I'm currently studying for my exam next month and I'm struggling to calculate the radius of convergence of $$\sum_{n=1}^\infty n!\left ( \frac{z^n}{n} \right )^n$$ In class we always had easier ones like $$\sum_{n=0}^\infty n!z^n$$ where we could simply use the following formula: $R=\frac{1}{\varlimsup |a_n|^{(1/n)}}$
So how could I caluclate the radius of convergence of my original series?
Thanks!
On
The radius of convergence $\rho$ of a power series of the form $\sum a_n z^{n^2}$ can be evaluated by
$$\rho=\frac1{\limsup|a_n|^{1/n^2}}$$
because the other coefficients are zero, so they doesnt add anything to the limit superior. In this case we have
$$\rho=\frac1{\limsup|a_n|^{1/n^2}}=\frac1{\lim (n!/n^n)^{1/n^2}}=\frac1{\lim( \sqrt{2\pi n}e^{-n})^{1/n^2}}=1$$
were we used the Stirling asymptotic $n! \sim \sqrt{2\pi n} (\tfrac ne)^n$ when $n$ goes to infinity and the known fact that $\lim C^{1/n}=\lim n^{1/n}=1$ for any $C>0$.
On
If you rewrite it as:
$$\sum a_kz^k$$
with $$a_k=\begin{cases}\frac{n!}{n^n}&k=n^2\\0&k\text{ is not a perfect square}\end{cases}$$
Then: $$\limsup_{k\to\infty} |a_k|^{1/k}=\limsup_{n\to\infty} |a_{n^2}|^{1/n^2}$$
And we have:
$$\frac{1}{n^n}\leq a_{n^2}\leq 1$$
So:
$$\frac{1}{n^{1/n}}\leq |a_{n^2}|^{1/n^2}\leq 1$$
By the squeeze theorem, since $\lim_{n\to\infty} \frac{1}{n^{1/n}}=1$, we get $\lim_{n\to\infty} |a_{n^2}|^{1/n^2}=1$.
So we get a radius of convergence of $1$.

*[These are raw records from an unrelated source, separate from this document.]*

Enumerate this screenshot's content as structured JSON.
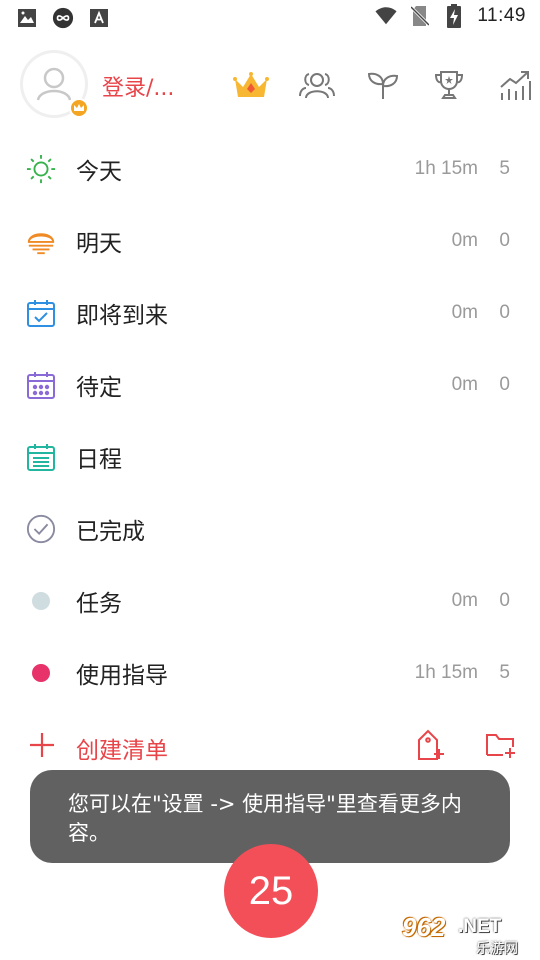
{
  "status_bar": {
    "time": "11:49",
    "left_icons": [
      "image-icon",
      "infinity-app-icon",
      "font-app-icon"
    ],
    "right_icons": [
      "wifi-icon",
      "no-sim-icon",
      "battery-charging-icon"
    ]
  },
  "header": {
    "login_label": "登录/...",
    "icons": [
      "crown-icon",
      "team-icon",
      "sprout-icon",
      "trophy-icon",
      "statistics-icon"
    ]
  },
  "list": {
    "items": [
      {
        "label": "今天",
        "time": "1h 15m",
        "count": "5",
        "icon": "sun-icon"
      },
      {
        "label": "明天",
        "time": "0m",
        "count": "0",
        "icon": "sunrise-icon"
      },
      {
        "label": "即将到来",
        "time": "0m",
        "count": "0",
        "icon": "calendar-check-icon"
      },
      {
        "label": "待定",
        "time": "0m",
        "count": "0",
        "icon": "calendar-dots-icon"
      },
      {
        "label": "日程",
        "time": "",
        "count": "",
        "icon": "calendar-list-icon"
      },
      {
        "label": "已完成",
        "time": "",
        "count": "",
        "icon": "check-circle-icon"
      },
      {
        "label": "任务",
        "time": "0m",
        "count": "0",
        "icon": "dot-gray-icon"
      },
      {
        "label": "使用指导",
        "time": "1h 15m",
        "count": "5",
        "icon": "dot-pink-icon"
      }
    ]
  },
  "create": {
    "label": "创建清单"
  },
  "toast": {
    "text": "您可以在\"设置 -> 使用指导\"里查看更多内容。"
  },
  "fab": {
    "value": "25"
  },
  "watermark": {
    "number": "962",
    "domain": ".NET",
    "sub": "乐游网"
  },
  "colors": {
    "accent": "#e8454a",
    "fab": "#f24f58",
    "sun": "#35b34a",
    "sunrise": "#f08a24",
    "calendar_blue": "#2f8fe0",
    "calendar_purple": "#8a6ad6",
    "calendar_teal": "#22b5a0",
    "check_gray": "#8a8aa0",
    "dot_gray": "#cfdde0",
    "dot_pink": "#e8326a"
  }
}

Since$$\frac{(n+1)!\left(\frac{z^{n+1}}{n+1}\right)^{n+1}}{n!\left(\frac{z^n}n\right)^n}=n\frac{\frac{z^{(n+1)^2}}{(n+1)^{n+1}}}{\frac{z^{n^2}}{n^n}}=\frac n{n+1}z^{2n+1}\left(\frac n{n+1}\right)^n$$and since$$\lim_{n\to\infty}\frac n{n+1}\left(\frac n{n+1}\right)^n=\frac1e,$$the series converges absolutely if $|z|<1$ and diverges if $|z|>1$. Therefore, the radius of convergence is $1$.